Итак, две кампании, два механизма, два страха инцеста, формирующиеся в XIX веке, глубоко различны. Хотя несомненно, что в конечном итоге кампания за сложение сплоченной, аффективно интенсивной буржуазной семьи вокруг сексуальности ребенка и кампания за распределение и укрепление рабочей семьи приходят — не скажу: к точке схода, — но к некоторой взаимозаменяемой или общей для обоих случаев форме.

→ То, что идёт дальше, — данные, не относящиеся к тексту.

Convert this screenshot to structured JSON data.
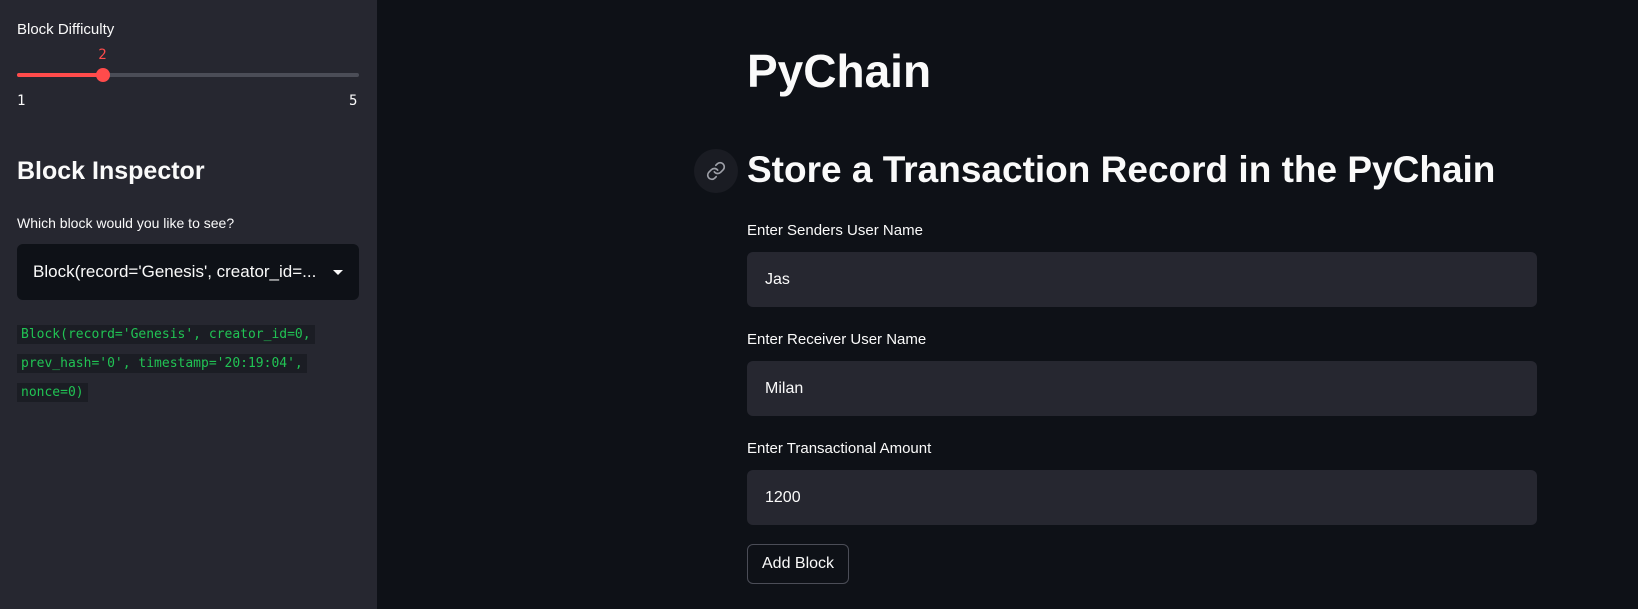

Возникает семейная модель, которую можно назвать межклассовой. Это маленькая клетка «родители — дети», элементы которой дифференцированы, но тесно сплочены, притом что их связывает и в то же время им угрожает опасность инцеста. Однако в этой общей форме, в этой общей оболочке, в этом, собственно говоря, абстрактном коконе происходят два совершенно разных процесса. С одной стороны, процесс, о котором я говорил вам на прошлой лекции, процесс сближения-сгущения, который позволяет выделить в рамках большой семьи, носительницы статусов и имущественных благ, маленькую сплоченную клетку, группирующуюся вокруг угрожающе сексуализованного тела ребенка. С другой стороны, идет другой процесс — уже не процесс сближения-сгущения, а процесс стабилизации-распределения сексуальных отношений: установление оптимальной дистанции в окружении взрослой сексуальности, от которой на сей раз исходит угроза. В одном случае опасна сексуальность ребенка, и именно она подталкивает к сплочению семьи; в другом случае опасна сексуальность взрослого, и именно она требует, наоборот, оптимального распределения семьи.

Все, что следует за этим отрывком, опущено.